The decision by Zambia and Uganda to regulate interconnection fees shows that Africa is adopting an international practice of fixed rates in order to protect consumers from exploitation by mobile service providers.
Since the coming of mobile communication in Africa over 15 years ago, mobile service providers have been left to decide their own interconnection rates, but this is changing as many African governments are now taking steps to regulate the fees.
Both the Zambian and Ugandan governments announced last week that they have embraced interconnection rates to protect consumers from high prices charged by mobile service providers.
Zambia Information and Communications Technology Authority (ZICTA) Acting Director Richard Mwanza said at a press briefing in Lusaka that the authority will within six months start regulating interconnection rates, now that it has the power to do so.
ZICTA now has powers to severely punish service providers whose interconnection rates have not been approved by the authority.

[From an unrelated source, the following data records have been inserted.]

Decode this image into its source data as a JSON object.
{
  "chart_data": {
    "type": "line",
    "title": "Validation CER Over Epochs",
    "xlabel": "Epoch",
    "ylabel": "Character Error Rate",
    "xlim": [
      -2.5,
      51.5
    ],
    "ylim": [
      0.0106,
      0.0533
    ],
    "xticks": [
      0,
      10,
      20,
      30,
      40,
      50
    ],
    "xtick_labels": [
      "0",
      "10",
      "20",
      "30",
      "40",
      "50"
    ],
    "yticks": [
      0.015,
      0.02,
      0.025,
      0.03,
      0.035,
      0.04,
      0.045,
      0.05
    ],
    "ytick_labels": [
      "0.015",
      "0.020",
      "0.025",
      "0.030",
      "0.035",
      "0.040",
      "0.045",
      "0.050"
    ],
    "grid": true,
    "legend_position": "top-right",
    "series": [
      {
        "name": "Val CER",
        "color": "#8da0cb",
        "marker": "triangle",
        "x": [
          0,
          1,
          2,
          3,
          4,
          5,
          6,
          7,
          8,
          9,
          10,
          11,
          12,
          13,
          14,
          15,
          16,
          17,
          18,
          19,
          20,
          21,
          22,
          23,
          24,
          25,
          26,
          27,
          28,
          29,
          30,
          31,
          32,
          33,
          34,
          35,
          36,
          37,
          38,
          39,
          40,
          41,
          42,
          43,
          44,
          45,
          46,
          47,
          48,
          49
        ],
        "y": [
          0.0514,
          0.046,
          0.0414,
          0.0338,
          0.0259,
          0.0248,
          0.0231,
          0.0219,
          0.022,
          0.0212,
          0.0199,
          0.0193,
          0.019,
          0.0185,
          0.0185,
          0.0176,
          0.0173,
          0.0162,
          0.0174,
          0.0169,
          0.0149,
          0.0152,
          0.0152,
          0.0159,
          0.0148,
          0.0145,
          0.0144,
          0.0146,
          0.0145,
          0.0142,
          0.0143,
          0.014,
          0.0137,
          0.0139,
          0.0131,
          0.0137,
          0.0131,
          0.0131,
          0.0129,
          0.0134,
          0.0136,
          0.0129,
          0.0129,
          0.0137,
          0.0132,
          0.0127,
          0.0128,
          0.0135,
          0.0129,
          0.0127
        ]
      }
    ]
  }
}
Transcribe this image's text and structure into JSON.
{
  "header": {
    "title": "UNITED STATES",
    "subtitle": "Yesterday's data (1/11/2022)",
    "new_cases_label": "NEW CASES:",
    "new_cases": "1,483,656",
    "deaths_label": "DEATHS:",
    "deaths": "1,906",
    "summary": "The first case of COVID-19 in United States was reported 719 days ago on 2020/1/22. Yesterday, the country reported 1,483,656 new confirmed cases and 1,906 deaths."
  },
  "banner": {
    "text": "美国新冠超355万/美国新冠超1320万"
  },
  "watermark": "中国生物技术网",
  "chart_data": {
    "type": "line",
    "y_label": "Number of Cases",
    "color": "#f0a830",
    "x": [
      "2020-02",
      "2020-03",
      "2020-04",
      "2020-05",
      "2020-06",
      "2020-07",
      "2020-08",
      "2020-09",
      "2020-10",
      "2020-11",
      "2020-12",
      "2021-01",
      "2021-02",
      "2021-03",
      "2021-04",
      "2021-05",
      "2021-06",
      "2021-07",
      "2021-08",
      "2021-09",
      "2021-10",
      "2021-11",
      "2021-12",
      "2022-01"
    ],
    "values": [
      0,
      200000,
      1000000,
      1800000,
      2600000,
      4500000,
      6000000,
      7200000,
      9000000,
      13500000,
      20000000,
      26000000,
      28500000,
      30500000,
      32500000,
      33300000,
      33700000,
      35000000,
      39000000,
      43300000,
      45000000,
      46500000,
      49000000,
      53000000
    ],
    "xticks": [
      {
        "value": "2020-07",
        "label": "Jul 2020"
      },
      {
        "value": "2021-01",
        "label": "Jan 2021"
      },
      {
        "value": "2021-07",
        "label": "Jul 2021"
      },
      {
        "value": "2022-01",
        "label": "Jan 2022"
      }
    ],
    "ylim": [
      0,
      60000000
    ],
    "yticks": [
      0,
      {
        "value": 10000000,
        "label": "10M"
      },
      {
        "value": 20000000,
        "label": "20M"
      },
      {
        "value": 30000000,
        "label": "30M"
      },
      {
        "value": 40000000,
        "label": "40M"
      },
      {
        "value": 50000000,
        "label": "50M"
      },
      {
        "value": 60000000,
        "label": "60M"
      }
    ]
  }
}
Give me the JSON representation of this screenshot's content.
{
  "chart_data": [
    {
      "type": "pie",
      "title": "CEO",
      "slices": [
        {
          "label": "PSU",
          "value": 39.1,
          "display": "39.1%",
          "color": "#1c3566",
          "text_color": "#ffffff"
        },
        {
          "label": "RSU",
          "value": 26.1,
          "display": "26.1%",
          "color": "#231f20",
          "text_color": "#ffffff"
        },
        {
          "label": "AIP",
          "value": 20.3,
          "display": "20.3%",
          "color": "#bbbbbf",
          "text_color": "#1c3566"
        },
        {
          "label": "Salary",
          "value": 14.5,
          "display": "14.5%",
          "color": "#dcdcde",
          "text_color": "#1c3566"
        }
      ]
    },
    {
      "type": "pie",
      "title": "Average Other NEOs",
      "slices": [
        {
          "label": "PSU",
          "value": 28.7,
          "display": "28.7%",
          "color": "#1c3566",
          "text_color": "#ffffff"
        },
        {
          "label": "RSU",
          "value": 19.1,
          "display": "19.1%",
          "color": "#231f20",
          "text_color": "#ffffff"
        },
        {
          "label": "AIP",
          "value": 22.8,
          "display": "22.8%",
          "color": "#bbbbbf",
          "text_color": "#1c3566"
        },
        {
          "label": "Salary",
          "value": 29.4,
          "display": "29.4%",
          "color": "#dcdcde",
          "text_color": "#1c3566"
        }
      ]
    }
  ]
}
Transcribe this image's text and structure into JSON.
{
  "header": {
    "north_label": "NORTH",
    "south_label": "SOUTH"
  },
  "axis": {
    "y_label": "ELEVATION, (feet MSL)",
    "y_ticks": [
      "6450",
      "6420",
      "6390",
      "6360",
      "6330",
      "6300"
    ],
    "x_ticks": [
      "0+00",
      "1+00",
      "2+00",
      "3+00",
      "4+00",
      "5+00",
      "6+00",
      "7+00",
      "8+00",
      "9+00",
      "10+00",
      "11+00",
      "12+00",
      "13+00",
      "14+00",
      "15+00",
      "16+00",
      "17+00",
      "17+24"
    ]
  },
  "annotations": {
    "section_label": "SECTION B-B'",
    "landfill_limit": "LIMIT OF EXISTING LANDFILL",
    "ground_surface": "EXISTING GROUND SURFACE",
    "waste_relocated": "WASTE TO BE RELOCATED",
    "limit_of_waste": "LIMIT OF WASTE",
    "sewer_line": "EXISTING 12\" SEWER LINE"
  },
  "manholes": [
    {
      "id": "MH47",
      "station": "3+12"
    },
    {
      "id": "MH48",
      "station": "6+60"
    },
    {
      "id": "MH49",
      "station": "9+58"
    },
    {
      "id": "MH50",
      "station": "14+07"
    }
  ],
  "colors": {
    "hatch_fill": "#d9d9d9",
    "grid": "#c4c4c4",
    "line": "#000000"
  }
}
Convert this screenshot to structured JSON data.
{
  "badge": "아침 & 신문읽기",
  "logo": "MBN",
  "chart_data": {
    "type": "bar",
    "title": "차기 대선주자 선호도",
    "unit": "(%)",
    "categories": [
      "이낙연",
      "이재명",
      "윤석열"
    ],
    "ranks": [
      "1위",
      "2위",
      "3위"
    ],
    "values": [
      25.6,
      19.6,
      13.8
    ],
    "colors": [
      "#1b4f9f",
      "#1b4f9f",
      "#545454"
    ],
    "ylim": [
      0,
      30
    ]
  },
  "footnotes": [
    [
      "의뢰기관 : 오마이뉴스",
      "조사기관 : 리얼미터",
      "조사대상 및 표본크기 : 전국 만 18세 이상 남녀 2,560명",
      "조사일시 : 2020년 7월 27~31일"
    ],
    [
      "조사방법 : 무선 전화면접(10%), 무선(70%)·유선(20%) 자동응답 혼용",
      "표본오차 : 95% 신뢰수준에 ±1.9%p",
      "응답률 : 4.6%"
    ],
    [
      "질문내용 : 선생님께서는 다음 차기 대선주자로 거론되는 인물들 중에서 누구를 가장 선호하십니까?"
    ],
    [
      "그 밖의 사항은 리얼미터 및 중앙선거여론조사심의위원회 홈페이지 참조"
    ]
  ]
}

“Among other important functions, the law provides mandates for ZICTA to promote competition and development in the telecom sector,” Mwanza said.
Interconnection refers to the commercial arrangements under which service providers connect their equipment, networks and services to each other in order to allow their customers to access the networks of other service providers. When the new termination fees are finally implemented, African communications experts and consumers expect a drop in the call costs for end users.
Generally, subscribers in Africa face a lack of consistency in pricing as the interconnection rates are determined by service providers, all of which charge different rates. The argument now by African governments is that unregulated fees stifle competition, kill innovation , hold back penetration and prevent additional investment in the sector — and users get cheated as a result.
The move towards lower rates in many African countries has been gaining speed. The move by African governments to regulate interconnection rates also follows uncompetitive restrictions by incumbent operators who have been overcharging private operators using their networks.
“Communication should not be only for the rich to enjoy but also for the poor. The move by ZICTA will greatly benefit both the rich and the poor,” said Mwape Mwale, a Zambian consumer.
Meanwhile, Uganda Communications Commission (UCC) Executive Director Patrick Masambu has told all mobile service providers in the country that effective Jan. 1 the commission will step in to regulate interconnection rates. Masambu said sound interconnection conditions and pricing are a prerequisite for healthy competitive market.
South Africa, Southern Africa's largest telecom market, was the first to regulate interconnection rates two months ago after the Independent Communications Authority of South Africa (ICASA), which has oversight over the process, issued regulations on the interconnections.
As in South Africa, Uganda's move to regulate interconnection charges has been informed by a study that was undertaken by PriceHouseWaterCoopers London on behalf of UCC. Zambia, Uganda and South Africa follow in the steps of Nigeria, Kenya, Zimbabwe, Tanzania and Botswana in setting interconnection tariffs.